На следующей неделе Фагот появился в редакции: «Как вам “Князь Игорь”? Понравился?» Разумеется, я поблагодарил его, как мог сердечнее. И спросил: «А как у вас статья? Идет?» Он ответил, улыбаясь тоже вполне сердечно, но слишком сердечно: «Стараюсь, дорогой маэстро! Вы ведь в своей области маэстро! Леонид Иванович вас очень хвалит». Леонид Иванович Греков, ответственный секретарь журнала, относился ко мне по-разному, все время подозревая во мне некую советскую неортодоксальность. Но, похоже, профессиональные качества ценил. Рамишвили вдруг раскрыл портфель, достал бутылку армянского конька три звездочки, коробку шоколадных конфет и сказал: «Могу ли я сделать скромный взнос в общую копилку журнала?» Я бы и отпихнул его руку, но бутылку увидели друзья-коллеги, а у нас оставалось еще несколько дней до получки, денег ни у кого не было, а выпить хотелось. И сразу раздались голоса: «Володька, ты что прячешь от нас такого замечательного автора! Как вас зовут? Герман Зиновьевич? Вы сами-то к нам присоединитесь, Герман Зиновьевич?» Фагот присел на стул, именно присел, а не сел, пригубил коньяк из рюмки и добавил: «Может, я схожу еще за одной? Я пошел». Никто не возразил. Минут через пятнадцать он вернулся с парой бутылок и большим куском нарезанного сыра «Советский». Тогда этот сорт был из приличных. С этого дня он стал своим человеком в редакции, называл всех на ты, меня тоже (и не возразишь, когда всех так называет!). Да еще и по имени: «Володенька». Но заказы он по-прежнему поставлял только руководству журналу. Операция «Стендаль» шла своим чередом.

Примерно за неделю до майских праздников меня вызвал к себе ответственный секретарь Греков. «А почему, Владимир Карлович, вы отказываетесь от продуктовых заказов, которые присылает наш друг Рамишвили? Давно хотел спросить». Я ответил честно, как и думал: «Не хочу быть обязанным. Не хочу, чтобы он имел право нечто попросить меня». Греков вздохнул, сел за стол, полистал бумаги, поднял наконец десяток страниц, напечатанных на машинке: «Это статья нашего друга Рамишвили. Он сделал ее по вашим советам, но вам показать не решился…» Я посмотрел вопросительно: «Ну и?..» Он опять вздохнул: «Не получается у него. Придется вам, Владимир Карлович, помочь ему…» «То есть?» Греков улыбнулся, протягивая мне странички: «Вот полистайте. Но, думаю, много здесь не найдете. Надо сесть и написать заново. Это просьба руководства. Впереди у вас майские праздники, десять дней. Это же искусство, тема вам близкая. Вот и поработайте. За это, скажем, можете прибавить лишних три дня к своему отпуску. Главный согласен. Это вам вознаграждение от руководства журнала».

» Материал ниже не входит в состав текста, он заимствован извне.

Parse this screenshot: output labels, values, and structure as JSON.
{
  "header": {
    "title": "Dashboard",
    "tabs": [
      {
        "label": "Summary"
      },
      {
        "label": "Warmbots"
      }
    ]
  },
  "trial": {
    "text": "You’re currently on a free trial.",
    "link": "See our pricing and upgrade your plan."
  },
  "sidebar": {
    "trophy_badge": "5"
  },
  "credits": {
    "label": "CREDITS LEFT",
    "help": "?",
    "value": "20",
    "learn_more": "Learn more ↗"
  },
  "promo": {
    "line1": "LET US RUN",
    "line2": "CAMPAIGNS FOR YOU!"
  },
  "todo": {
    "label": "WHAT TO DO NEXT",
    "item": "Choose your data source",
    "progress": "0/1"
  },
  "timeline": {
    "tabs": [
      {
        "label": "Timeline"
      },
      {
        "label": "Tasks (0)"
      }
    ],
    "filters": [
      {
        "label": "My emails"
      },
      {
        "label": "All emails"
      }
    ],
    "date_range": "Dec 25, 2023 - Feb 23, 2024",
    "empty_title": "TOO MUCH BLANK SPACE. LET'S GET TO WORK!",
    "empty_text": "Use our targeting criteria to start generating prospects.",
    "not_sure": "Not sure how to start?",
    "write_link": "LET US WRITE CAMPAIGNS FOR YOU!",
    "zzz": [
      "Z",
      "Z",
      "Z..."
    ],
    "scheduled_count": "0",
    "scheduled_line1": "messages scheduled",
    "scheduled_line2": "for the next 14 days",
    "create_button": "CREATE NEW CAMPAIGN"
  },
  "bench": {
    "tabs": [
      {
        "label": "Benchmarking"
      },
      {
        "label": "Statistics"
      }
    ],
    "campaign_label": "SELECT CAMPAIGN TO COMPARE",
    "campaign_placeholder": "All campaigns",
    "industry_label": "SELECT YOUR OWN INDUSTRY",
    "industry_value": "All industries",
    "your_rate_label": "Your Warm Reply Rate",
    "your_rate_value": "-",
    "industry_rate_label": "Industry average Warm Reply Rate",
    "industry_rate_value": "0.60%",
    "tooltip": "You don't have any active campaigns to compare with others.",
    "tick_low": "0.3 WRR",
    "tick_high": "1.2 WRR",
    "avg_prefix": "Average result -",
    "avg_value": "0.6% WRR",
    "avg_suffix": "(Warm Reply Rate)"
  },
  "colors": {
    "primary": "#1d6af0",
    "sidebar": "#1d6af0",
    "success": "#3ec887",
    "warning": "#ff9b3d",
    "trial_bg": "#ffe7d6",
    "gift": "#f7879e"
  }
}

Просьба руководства — это все равно что приказ. Особенно, когда уйти некуда, а семью кормить надо. В конце концов, это была не партийная статья, хотя в музыке я смыслил мало. Но зато вдруг возник интерес, а смогу ли я врубиться в незнакомую тему, чтобы текст получился достойным центрального философского журнала. И на партийности тут выезжать нельзя, ленинскую теорию отражения в балетном искусстве я забраковал. Я, конечно, не принимал тезис Садова, что для журнала надо жить, да и начальство не есть журнал, но чтобы не вылететь из журнала, чтобы не потерять журнальную команду, как матросу команду корабля, с которой за годы работы сроднился, надо написать.

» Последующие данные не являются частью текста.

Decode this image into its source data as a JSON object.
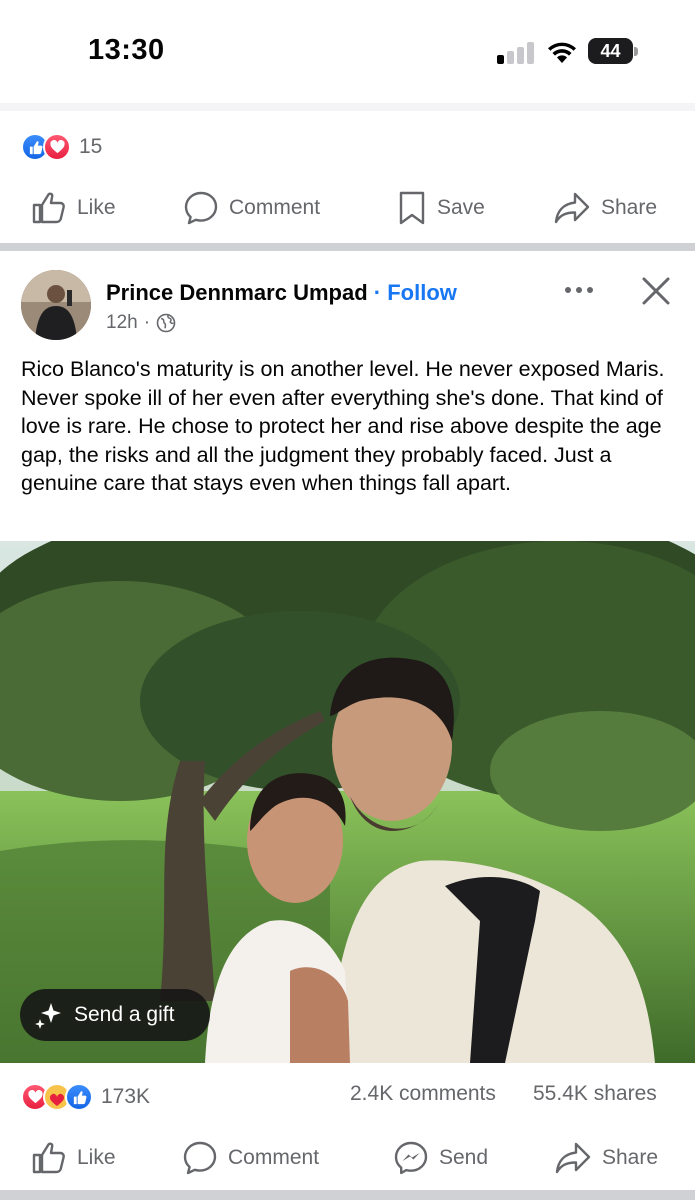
{
  "status_bar": {
    "time": "13:30",
    "battery": "44",
    "signal_bars_active": 1,
    "signal_bars_total": 4
  },
  "prev_post": {
    "reaction_icons": [
      "like",
      "love"
    ],
    "reaction_count": "15",
    "actions": {
      "like": "Like",
      "comment": "Comment",
      "save": "Save",
      "share": "Share"
    }
  },
  "post": {
    "author": "Prince Dennmarc Umpad",
    "separator": "·",
    "follow_label": "Follow",
    "time_ago": "12h",
    "meta_separator": "·",
    "audience_icon": "globe-icon",
    "text": "Rico Blanco's maturity is on another level. He never exposed Maris. Never spoke ill of her even after everything she's done. That kind of love is rare. He chose to protect her and rise above despite the age gap, the risks and all the judgment they probably faced. Just a genuine care that stays even when things fall apart.",
    "gift_label": "Send a gift",
    "reaction_icons": [
      "love",
      "care",
      "like"
    ],
    "reaction_count": "173K",
    "comments": "2.4K comments",
    "shares": "55.4K shares",
    "actions": {
      "like": "Like",
      "comment": "Comment",
      "send": "Send",
      "share": "Share"
    }
  },
  "colors": {
    "accent": "#1877f2",
    "secondary_text": "#65676b",
    "like": "#1466e6",
    "love": "#e8203f",
    "care": "#f7c34a"
  }
}
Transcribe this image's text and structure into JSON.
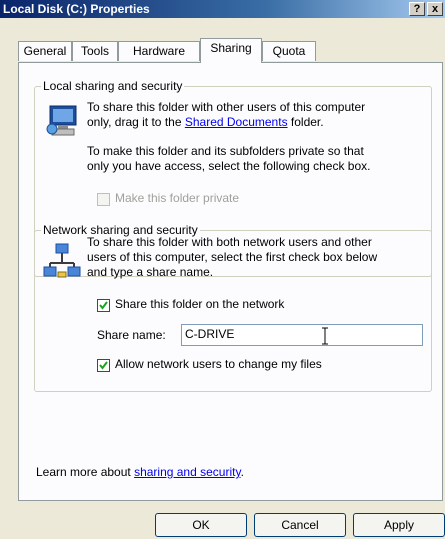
{
  "window": {
    "title": "Local Disk (C:) Properties",
    "help_button": "?",
    "close_button": "x"
  },
  "tabs": [
    {
      "label": "General"
    },
    {
      "label": "Tools"
    },
    {
      "label": "Hardware"
    },
    {
      "label": "Sharing",
      "active": true
    },
    {
      "label": "Quota"
    }
  ],
  "local": {
    "legend": "Local sharing and security",
    "para1_line1": "To share this folder with other users of this computer",
    "para1_line2_pre": "only, drag it to the ",
    "para1_link": "Shared Documents",
    "para1_line2_post": " folder.",
    "para2_line1": "To make this folder and its subfolders private so that",
    "para2_line2": "only you have access, select the following check box.",
    "private_label": "Make this folder private",
    "private_checked": false
  },
  "network": {
    "legend": "Network sharing and security",
    "para_line1": "To share this folder with both network users and other",
    "para_line2": "users of this computer, select the first check box below",
    "para_line3": "and type a share name.",
    "share_label": "Share this folder on the network",
    "share_checked": true,
    "share_name_label": "Share name:",
    "share_name_value": "C-DRIVE",
    "allow_label": "Allow network users to change my files",
    "allow_checked": true
  },
  "learn": {
    "prefix": "Learn more about ",
    "link": "sharing and security",
    "suffix": "."
  },
  "buttons": {
    "ok": "OK",
    "cancel": "Cancel",
    "apply": "Apply"
  }
}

Редакционные друзья смеялись, советовали запастись выпивкой, чтобы дело пошло скорее. «И проверь, кстати, — серьезно сказал Мудрагей, — нет ли у твоего Фагота копыт. Уж больно быстро он обвел все наше начальство». Но я проверять не стал (да и как проверишь!), водки тоже не купил, а запасся текстами Вагнера, Листа, Скрябина и тому подобных гениев. У соседки оказался том Асафьева. Обложившись книгами и придумав название статьи, которое задало бы сюжет изложения. Под это название я подбирал цитаты классиков, связывая их посильными своими рассуждениями, стараясь не выбиваться из стилистики и идей композиторов и музыковедов. Что касается философии, то одного Вагнера хватило бы на толстую книгу, но у меня было не исследование, а некоторый элегантный пробег по текстам внутри моей темы. Вообще, еще тогда я заметил, что писать за другого человека гораздо легче, чем писать свое. Меньше ответственности перед высшими силами. Потому что когда пишешь свое, то стараешься добиться, пробиться к какой-то сути. А тут ты не обязан искать сути. Назвать это журналистской работой? Можно и так.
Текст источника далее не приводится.